We individuals fall into the trap of focusing two much on one or two successes. And we fail to look from an overall portfolio perspective. We create a portfolio that is hodge podge of many different methods. There is no discipline. The ideas that we keep discussing in pubic, we never execute on them. It is for others to execute. e.g. Look at the financial websites, all the analysts and managers writing lengthy articles discussing pros and risks of a particular company. They will explain their reasoning for investing in it. When you look at the disclaimer, it’s the clients who would own it. On majority of the occasions, they do not own for personal accounts.
We as individuals also follow similar path. We keep discussing the ideas but, rarely act on it. We do not have conviction to execute our own well crafted ideas. We do not have persistence to follow our own ideas. We keep bouncing from one method to another.
For us individuals, it is the lack of discipline that kills us. In my case, when I think of dividend investing, I do not think of high yields. I try to understand what it really means to me and how it will help me in my wealth creation.

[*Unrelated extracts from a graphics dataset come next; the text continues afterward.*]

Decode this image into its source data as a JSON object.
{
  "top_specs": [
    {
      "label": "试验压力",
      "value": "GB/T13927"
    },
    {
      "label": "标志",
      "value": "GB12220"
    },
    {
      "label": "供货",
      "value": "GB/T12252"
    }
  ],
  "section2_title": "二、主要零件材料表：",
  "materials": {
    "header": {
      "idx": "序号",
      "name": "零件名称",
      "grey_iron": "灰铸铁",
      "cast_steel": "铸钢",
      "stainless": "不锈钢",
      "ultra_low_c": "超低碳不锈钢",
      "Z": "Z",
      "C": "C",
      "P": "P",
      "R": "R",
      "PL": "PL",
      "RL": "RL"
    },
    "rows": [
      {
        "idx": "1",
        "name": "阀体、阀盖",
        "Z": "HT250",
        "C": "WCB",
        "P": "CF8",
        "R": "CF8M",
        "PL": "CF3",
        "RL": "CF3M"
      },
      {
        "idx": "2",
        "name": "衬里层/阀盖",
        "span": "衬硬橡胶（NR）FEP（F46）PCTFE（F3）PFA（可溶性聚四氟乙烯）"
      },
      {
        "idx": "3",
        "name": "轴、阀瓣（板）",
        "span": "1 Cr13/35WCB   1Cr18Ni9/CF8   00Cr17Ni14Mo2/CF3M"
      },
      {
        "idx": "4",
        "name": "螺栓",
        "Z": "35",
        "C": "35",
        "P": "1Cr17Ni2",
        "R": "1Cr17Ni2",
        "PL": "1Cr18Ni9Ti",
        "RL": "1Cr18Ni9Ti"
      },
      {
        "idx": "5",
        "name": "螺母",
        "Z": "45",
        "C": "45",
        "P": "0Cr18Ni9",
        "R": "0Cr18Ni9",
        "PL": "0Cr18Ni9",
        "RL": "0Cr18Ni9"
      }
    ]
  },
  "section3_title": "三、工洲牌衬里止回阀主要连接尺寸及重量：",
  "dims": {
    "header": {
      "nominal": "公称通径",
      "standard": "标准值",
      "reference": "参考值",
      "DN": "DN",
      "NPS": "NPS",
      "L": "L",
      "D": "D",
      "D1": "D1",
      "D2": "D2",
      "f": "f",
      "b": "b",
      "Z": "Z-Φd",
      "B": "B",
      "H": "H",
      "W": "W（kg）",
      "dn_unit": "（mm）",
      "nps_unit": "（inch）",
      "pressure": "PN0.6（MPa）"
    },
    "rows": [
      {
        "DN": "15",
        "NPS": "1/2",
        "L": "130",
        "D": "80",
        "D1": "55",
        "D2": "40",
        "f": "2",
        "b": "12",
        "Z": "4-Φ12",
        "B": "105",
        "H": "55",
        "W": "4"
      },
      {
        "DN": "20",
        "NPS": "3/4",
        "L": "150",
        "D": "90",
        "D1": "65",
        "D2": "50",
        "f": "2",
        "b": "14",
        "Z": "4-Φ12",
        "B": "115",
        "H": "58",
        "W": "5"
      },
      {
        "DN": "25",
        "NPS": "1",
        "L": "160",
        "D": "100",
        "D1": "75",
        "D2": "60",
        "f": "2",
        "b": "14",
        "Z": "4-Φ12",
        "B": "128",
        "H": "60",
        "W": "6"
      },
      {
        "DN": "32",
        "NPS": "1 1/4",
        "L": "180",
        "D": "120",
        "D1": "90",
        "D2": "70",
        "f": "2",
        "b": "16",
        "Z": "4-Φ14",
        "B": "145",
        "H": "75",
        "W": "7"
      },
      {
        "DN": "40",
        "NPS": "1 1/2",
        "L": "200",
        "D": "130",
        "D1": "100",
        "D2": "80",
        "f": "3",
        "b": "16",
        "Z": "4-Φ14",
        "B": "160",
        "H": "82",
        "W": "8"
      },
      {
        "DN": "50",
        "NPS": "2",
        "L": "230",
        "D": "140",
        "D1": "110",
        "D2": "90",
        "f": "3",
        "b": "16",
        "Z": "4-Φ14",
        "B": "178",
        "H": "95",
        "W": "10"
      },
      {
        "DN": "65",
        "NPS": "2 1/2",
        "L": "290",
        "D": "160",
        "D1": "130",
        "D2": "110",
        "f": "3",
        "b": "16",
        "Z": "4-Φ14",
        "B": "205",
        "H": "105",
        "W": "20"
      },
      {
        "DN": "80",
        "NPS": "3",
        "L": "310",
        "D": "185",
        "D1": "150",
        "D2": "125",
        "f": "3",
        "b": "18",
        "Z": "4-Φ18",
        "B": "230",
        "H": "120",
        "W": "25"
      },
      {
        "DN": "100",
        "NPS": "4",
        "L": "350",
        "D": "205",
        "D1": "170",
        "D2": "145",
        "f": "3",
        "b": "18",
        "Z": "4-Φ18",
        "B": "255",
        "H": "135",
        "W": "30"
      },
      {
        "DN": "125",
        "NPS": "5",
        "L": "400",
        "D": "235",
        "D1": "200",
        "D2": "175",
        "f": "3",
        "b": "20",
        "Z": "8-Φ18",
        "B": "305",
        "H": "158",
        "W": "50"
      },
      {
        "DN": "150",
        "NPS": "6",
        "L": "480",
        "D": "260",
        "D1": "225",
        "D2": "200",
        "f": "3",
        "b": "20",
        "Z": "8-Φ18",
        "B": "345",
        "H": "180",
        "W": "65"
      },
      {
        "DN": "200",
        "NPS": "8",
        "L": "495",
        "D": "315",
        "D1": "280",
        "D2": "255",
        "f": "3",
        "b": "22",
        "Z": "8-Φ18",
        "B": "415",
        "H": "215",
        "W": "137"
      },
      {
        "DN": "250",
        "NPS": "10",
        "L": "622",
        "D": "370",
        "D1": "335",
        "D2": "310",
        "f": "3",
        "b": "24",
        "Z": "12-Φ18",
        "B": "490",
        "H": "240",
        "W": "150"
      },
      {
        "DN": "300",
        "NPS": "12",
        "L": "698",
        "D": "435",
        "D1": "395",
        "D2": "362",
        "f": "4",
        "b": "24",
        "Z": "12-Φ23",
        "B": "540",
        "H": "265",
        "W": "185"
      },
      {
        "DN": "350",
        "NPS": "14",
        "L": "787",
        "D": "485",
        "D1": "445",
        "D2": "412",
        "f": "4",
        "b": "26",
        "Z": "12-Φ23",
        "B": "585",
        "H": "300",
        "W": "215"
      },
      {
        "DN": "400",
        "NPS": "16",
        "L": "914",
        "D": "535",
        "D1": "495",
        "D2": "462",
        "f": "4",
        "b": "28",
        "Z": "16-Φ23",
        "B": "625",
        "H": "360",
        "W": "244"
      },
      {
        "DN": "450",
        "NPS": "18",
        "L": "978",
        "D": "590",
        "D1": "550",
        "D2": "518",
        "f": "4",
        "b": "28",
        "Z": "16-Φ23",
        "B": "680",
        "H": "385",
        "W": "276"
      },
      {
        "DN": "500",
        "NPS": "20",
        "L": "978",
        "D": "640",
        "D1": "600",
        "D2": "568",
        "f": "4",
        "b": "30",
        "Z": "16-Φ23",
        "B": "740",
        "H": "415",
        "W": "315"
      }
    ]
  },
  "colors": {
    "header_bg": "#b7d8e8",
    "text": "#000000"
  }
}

To me, dividend investing or dividend growth investing is all about total returns (which includes dividend income and capital appreciation).
Keeping with that, I try to understand the quality of dividends and how company generates this cash for such dividends. In general, good quality of dividends come from companies that (1) consistently generates cash by selling its products or services; (2) remains focused on its core competency; and (3) effective use of capital for growth. Such companies have low downside risk. Even if they get pulled down by other macroeconomic trends, it tends to be a short term event. In general, such companies bounce back.
Many companies cut or suspended dividends in 2008 and 2009. It does not necessarily mean dividends are dead. As in other aspects of life, success is never 100%. We have to accept the fact that some of the companies (or stocks) that we buy will have failure. We have to keep this failure to minimum by being disciplined and remaining focused. Folks who showed these traits probably have more greens in their portfolio.